Dal punto di vista della sicurezza, l’evento avverso più comune è stato la reazione da infusione (40,6% con rituximab vs. 2,9% con placebo). Nessun decesso è stato riportato. Solo uno dei 18 endpoint secondari ha raggiunto significatività statistica, a favore del rituximab.
Implicazioni cliniche
I risultati di questo trial forniscono una forte evidenza a sostegno dell’impiego di rituximab nella prevenzione delle recidive di sindrome nefrosica dell’adulto nelle forme FRNS e SDNS.

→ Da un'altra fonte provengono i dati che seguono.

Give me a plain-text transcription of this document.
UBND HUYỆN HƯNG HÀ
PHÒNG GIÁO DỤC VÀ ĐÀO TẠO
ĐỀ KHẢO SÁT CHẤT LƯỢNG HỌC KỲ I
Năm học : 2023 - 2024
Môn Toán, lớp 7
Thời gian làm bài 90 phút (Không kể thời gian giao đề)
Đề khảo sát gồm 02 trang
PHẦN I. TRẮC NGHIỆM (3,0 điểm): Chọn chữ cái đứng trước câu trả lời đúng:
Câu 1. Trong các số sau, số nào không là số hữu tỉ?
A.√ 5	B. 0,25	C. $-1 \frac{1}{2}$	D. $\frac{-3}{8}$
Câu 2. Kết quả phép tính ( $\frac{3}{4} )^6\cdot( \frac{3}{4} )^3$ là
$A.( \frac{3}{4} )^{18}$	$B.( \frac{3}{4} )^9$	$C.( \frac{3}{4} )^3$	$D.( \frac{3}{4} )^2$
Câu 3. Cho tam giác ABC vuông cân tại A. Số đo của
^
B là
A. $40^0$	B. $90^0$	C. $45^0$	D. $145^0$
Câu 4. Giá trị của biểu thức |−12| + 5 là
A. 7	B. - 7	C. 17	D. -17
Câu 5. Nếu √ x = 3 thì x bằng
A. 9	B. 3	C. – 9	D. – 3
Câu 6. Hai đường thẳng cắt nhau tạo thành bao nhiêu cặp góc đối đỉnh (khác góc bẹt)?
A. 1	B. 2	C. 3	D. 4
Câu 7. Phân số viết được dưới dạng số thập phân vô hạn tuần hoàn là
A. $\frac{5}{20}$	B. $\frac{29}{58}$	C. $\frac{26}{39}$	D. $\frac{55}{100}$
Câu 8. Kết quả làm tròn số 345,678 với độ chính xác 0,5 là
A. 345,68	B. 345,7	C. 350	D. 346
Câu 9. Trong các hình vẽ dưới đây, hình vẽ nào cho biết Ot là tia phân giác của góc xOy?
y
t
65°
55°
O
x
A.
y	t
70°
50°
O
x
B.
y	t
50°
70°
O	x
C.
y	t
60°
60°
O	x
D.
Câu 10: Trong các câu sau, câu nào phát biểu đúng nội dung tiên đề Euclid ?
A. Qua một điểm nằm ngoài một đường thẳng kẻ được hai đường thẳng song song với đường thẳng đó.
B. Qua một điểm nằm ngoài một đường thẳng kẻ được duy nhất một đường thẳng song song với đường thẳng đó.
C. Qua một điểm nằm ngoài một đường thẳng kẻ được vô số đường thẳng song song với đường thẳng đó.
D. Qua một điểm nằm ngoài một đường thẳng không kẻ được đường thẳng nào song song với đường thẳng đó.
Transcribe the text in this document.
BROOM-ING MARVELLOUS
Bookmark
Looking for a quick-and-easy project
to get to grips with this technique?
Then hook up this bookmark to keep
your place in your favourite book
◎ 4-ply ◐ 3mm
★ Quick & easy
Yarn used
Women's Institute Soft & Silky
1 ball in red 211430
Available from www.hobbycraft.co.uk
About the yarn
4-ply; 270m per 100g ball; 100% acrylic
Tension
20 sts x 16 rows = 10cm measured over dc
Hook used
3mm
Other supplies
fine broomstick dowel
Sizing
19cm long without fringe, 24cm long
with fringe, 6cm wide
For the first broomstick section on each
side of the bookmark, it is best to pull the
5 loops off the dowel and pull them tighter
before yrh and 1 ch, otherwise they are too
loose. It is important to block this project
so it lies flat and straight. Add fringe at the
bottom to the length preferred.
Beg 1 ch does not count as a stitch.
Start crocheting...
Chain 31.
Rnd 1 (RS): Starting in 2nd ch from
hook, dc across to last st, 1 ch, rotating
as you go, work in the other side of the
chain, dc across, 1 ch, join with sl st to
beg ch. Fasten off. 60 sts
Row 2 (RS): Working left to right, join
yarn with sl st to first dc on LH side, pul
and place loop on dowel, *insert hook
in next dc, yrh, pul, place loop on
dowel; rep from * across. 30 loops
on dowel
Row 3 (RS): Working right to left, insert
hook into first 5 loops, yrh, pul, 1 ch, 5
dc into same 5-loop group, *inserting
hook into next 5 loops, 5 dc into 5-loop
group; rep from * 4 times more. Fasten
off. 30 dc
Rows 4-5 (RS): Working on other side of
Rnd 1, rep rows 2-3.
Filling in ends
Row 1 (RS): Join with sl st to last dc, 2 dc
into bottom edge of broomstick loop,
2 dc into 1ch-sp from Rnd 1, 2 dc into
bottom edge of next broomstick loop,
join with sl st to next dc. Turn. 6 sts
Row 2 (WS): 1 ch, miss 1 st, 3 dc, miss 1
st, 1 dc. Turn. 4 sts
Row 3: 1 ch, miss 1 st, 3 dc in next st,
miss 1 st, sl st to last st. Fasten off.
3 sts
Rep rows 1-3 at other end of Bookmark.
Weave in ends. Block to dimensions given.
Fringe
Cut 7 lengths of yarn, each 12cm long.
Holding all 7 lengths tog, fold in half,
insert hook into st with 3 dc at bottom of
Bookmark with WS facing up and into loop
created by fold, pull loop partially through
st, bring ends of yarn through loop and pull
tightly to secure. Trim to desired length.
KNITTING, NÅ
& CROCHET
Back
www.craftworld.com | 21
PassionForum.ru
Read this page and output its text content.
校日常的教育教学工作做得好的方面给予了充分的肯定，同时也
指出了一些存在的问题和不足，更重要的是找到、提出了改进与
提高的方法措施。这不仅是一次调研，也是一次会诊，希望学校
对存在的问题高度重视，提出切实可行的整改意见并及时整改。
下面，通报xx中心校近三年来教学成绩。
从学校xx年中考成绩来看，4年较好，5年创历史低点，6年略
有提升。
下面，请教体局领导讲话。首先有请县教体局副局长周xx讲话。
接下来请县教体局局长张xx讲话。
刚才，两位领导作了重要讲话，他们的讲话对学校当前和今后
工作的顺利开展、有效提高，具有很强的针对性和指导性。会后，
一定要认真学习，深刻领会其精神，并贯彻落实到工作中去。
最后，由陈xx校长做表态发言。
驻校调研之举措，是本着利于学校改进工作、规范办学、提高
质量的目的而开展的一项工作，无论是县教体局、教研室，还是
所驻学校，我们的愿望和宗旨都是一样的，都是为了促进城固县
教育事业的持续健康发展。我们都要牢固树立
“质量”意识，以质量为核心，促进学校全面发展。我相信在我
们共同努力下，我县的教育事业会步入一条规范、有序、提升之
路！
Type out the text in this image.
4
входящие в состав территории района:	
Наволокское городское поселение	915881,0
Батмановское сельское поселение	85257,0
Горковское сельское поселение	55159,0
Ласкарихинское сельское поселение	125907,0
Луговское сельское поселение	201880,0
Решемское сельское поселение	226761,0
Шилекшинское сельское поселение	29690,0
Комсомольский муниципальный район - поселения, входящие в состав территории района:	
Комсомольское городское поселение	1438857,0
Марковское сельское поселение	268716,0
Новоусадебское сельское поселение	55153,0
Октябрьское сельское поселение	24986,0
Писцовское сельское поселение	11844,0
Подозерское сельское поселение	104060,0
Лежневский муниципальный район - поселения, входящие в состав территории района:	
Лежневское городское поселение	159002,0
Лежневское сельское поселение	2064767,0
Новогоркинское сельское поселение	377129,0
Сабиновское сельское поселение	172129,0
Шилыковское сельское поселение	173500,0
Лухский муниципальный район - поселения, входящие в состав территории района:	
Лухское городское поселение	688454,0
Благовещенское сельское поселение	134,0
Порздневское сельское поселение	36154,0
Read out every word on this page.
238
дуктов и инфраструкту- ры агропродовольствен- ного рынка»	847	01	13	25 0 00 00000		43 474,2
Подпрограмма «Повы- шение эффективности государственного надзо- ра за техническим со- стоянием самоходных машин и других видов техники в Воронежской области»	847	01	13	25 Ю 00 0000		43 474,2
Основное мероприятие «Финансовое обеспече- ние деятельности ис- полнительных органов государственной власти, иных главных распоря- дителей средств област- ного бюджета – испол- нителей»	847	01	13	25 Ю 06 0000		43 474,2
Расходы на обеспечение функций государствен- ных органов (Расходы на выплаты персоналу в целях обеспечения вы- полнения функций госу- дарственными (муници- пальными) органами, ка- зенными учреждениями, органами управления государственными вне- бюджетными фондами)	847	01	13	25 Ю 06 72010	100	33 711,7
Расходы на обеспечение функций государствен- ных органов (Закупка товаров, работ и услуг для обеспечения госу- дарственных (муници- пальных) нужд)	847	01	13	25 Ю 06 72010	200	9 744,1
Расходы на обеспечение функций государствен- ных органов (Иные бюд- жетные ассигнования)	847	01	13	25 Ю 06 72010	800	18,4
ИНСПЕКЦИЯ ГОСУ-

Oltre a migliorare il tasso di remissione libera da recidiva, il farmaco ha permesso ad un numero più elevato di pazienti di sospendere la terapia steroidea, riducendo così il rischio di tossicità a lungo termine.
Questi dati si inseriscono in un contesto in cui rituximab, pur non essendo ancora approvato dalla FDA e da EMA per questa indicazione, è già incluso tra le opzioni terapeutiche raccomandate dalle linee guida KDIGO 2021 per le glomerulopatie, insieme a ciclofosfamide, inibitori della calcineurina e mofetil micofenolato.
Limiti dello studio
Tra i limiti principali dello studio ammessi dagli stessi autori si segnalano la dimensione campionaria ridotta (66 pazienti trattati) e una durata di follow-up relativamente breve (49 settimane), che non consente di valutare la persistenza della remissione nel lungo termine né di escludere del tutto l’incidenza di recidive tardive.
Inoltre, la popolazione studiata era omogenea per etnia (pazienti giapponesi) e composta in prevalenza da soggetti con sindrome a lesioni minime, fattori che possono limitare la generalizzabilità dei risultati ad altre popolazioni e fenotipi istologici.
Bibliografia
Isaka Y, et al “Rituximab for relapsing nephrotic syndrome in adults: a randomized clinical trial” JAMA 2025; DOI: 10.1001/jama.2025.19316.